A robot mostly made out of pool noodles and a plastic bucket is putting its life in the hands of a series of random Americans as it hitchhikes across the nation this summer. This could not possibly go wrong.
No, really, things are actually looking pretty good for hitchBOT, a friendly robot built by two Canadian professors for one purpose: to ramble across the world. The robot has already hitchhiked across Canada and Germany without incident (that we know about), tweeting every step of the way.
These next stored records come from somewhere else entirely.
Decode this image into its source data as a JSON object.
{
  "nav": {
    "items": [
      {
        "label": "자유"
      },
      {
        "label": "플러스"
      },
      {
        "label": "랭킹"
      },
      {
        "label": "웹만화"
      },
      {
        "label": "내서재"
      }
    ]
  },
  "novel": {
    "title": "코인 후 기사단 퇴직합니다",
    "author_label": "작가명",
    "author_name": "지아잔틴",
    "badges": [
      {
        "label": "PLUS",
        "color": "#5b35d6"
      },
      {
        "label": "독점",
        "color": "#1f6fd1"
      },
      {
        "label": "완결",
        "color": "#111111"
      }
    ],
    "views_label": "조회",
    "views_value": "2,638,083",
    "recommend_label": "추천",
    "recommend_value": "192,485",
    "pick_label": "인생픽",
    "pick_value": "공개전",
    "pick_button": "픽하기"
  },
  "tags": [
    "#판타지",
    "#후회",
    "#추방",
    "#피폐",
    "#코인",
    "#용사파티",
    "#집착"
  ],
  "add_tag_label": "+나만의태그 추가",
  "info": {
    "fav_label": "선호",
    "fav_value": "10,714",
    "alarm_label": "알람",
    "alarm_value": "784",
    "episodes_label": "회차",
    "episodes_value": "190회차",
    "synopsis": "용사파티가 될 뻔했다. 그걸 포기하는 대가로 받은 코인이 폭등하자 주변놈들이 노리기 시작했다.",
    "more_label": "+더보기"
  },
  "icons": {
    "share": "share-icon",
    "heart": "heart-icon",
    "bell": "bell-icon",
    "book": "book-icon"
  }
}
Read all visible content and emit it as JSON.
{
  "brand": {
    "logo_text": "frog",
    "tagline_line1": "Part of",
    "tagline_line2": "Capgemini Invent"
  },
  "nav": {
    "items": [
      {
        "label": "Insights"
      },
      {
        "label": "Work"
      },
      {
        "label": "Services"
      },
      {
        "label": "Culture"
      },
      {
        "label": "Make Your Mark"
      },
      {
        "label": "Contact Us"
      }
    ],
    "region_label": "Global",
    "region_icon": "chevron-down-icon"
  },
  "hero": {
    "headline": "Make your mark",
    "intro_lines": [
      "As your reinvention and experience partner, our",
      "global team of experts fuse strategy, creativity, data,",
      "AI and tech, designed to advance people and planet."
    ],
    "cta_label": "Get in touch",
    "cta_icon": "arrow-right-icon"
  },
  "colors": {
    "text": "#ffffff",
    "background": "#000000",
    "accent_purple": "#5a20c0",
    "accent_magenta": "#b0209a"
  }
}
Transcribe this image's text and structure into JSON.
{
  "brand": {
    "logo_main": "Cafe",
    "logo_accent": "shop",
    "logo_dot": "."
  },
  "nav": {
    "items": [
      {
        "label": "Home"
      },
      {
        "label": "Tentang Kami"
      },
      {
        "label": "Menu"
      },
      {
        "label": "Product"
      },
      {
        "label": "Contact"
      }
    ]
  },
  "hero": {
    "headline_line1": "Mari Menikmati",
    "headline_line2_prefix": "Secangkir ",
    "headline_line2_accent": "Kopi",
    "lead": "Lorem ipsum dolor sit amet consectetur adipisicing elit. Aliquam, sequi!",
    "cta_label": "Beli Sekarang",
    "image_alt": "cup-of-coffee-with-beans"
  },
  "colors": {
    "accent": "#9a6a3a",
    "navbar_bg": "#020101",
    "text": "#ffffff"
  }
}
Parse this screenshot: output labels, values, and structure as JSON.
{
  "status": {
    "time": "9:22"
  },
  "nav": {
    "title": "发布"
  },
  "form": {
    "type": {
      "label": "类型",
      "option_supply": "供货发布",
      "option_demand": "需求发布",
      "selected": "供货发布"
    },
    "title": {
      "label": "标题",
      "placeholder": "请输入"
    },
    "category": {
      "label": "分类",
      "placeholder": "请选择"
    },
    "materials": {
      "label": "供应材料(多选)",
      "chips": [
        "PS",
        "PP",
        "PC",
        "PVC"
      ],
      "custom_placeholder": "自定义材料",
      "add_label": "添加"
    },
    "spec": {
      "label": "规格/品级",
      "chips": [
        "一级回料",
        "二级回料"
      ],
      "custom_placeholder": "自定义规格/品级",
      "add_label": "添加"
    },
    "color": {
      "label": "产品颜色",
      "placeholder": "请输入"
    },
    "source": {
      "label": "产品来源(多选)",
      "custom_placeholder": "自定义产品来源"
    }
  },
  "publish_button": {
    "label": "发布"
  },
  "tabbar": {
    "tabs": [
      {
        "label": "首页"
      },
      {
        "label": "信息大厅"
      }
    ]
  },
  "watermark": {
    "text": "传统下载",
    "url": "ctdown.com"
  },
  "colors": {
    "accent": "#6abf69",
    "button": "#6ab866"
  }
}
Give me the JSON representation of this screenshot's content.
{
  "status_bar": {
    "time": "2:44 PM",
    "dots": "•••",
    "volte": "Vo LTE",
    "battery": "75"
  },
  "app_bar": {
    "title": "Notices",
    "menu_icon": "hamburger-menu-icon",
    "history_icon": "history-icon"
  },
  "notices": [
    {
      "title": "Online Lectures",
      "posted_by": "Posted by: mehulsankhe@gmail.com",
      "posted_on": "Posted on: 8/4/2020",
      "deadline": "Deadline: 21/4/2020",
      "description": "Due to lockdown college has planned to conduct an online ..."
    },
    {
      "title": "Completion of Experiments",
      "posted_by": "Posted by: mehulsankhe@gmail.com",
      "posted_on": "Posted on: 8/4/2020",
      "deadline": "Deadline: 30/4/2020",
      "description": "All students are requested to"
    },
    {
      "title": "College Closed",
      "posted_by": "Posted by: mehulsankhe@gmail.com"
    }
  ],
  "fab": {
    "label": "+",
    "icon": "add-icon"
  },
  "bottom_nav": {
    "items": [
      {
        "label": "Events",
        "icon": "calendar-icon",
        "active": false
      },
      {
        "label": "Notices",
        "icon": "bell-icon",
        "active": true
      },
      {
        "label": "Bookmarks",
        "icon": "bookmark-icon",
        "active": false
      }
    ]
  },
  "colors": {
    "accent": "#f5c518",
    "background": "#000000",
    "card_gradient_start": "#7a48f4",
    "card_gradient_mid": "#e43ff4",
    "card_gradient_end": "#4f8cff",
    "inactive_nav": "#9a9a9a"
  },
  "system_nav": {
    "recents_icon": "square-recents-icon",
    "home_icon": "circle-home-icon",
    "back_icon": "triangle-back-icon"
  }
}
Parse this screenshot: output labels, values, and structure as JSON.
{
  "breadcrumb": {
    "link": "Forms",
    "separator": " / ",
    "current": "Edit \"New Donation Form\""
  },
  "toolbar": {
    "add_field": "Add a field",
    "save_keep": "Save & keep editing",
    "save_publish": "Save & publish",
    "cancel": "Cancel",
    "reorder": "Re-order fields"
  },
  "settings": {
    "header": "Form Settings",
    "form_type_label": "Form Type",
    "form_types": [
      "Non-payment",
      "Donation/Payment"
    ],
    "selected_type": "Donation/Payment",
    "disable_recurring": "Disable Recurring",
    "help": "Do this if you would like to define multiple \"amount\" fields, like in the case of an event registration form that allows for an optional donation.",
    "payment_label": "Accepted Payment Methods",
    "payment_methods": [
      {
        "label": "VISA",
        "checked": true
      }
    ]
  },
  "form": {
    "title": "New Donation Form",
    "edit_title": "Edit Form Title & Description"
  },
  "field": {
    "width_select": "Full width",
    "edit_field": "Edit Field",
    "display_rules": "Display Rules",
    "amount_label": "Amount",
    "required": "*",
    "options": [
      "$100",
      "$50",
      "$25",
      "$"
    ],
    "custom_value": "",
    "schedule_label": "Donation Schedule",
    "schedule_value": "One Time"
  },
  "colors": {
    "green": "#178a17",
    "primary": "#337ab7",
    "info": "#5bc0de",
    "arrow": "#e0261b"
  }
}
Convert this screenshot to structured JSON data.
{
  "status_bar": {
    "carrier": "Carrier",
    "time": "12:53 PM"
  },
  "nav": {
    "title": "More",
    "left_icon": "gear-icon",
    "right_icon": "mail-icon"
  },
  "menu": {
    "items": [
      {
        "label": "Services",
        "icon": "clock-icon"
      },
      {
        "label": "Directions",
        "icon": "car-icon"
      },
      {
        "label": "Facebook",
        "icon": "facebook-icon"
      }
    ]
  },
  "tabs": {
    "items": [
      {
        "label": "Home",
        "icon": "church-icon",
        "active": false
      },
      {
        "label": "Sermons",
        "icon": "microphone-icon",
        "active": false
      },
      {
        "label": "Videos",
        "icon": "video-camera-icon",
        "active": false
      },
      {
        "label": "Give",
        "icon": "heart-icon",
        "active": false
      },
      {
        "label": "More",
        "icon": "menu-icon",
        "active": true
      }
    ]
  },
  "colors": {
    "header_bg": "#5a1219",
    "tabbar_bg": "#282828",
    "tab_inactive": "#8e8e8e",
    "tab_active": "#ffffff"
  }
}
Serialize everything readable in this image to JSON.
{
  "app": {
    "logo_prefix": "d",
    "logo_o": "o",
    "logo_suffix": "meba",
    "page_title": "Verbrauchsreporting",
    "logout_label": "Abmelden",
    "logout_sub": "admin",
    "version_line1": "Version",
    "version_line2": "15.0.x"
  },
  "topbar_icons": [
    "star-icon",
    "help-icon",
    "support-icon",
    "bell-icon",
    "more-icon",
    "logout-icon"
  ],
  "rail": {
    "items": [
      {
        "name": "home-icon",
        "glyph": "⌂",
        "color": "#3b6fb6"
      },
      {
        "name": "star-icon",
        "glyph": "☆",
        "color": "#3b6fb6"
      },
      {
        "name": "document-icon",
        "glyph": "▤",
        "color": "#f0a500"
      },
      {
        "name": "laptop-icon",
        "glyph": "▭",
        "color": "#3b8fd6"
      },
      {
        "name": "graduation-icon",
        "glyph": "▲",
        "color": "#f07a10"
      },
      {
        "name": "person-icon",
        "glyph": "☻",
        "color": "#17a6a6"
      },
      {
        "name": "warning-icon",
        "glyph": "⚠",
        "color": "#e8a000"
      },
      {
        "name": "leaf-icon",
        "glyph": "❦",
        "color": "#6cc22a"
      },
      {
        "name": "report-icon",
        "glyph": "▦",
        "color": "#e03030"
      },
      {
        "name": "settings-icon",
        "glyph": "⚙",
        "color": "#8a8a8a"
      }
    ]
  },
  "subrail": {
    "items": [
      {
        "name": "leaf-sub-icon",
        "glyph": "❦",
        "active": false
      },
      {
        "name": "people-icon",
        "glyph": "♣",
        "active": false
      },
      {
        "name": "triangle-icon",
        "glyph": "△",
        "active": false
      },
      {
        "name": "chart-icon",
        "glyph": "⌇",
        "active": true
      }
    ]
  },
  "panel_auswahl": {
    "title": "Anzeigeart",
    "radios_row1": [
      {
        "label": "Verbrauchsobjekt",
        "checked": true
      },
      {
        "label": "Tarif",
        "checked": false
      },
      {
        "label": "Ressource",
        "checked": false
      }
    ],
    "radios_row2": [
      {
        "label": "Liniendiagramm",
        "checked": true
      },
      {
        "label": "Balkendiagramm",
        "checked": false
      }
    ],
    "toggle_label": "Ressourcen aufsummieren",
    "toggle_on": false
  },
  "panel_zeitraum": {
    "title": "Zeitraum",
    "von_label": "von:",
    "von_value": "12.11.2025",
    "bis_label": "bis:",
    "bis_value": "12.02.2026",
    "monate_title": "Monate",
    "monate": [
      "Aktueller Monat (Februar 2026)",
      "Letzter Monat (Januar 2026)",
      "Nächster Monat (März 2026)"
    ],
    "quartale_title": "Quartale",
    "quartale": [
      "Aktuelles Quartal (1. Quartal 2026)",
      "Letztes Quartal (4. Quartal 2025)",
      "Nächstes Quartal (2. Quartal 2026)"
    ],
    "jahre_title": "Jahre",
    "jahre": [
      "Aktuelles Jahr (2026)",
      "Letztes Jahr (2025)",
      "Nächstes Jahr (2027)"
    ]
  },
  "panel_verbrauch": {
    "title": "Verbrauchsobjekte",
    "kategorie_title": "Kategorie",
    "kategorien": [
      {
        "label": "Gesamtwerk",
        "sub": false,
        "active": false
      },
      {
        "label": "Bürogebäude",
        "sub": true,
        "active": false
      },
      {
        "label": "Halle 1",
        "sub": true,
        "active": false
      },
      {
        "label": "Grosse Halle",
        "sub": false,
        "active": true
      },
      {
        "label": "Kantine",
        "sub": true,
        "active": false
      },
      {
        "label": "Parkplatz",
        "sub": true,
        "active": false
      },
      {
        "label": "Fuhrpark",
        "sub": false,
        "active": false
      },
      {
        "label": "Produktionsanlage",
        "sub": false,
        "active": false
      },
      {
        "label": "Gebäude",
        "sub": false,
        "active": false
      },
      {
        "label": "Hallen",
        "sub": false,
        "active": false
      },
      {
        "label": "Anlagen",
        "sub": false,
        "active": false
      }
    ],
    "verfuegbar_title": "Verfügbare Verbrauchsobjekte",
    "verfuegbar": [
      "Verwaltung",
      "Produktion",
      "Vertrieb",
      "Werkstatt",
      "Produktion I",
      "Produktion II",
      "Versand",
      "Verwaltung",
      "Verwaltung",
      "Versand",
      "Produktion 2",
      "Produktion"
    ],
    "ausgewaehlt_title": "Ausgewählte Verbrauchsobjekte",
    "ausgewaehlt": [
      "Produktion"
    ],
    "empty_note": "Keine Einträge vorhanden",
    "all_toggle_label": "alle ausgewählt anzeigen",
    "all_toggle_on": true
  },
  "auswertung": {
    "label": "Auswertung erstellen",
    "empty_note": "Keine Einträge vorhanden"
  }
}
It's also had some pretty wild adventures, like crashing a wedding and being given a ceremonial name that means "Iron Woman" by a First Nations community in Ontario.
Today, hitchBOT is being sent on another trip, starting in Salem, Massachusetts in the hopes of making it all the way to San Francisco—a journey of roughly 4,000 miles if hitchBOT hits everything on its bucket list. HitchBOT's plans include seeing Times Square, Millennium Park in Illinois, Mount Rushmore, and the Grand Canyon. Here's something you probably didn't know about robots: they are such fucking tourists.
HitchBOT is mainly a social experiment meant to reverse the perennial question, "Can we trust robots?" and put the spotlight on humans, its creators told the CBC. Can a helpless robot trust us not to kick it around? Even more practically, can humans be trusted to charge its batteries and not drop it off in the middle of a busy highway? Canadians and Germans have already proven that they're down with robots, but Americans are untested.
Things aren't great for robots right now in the US, after all. Over the last year, prominent figures like Stephen Hawking and Elon Musk have stoked public fear about superintelligent machines rising up and killing us all. Every recent news article about a robot doing something impressive (for a robot) seems to be accompanied by reams of comments all clammering to say, "SKYNET!!!!"
In this environment, it's entirely possible that hitchBOT will run across the kind of person that thinks a shotgun is an appropriate solution to a hobby drone buzzing around.
Even so, hitchBOT's saving grace might just be how cute and totally defenseless it is. A faceless drone hovering above you can understandably have ominous undertones, but who could blast the LED smile off the face of an adorable Welly-wearing bucket of bolts? Right?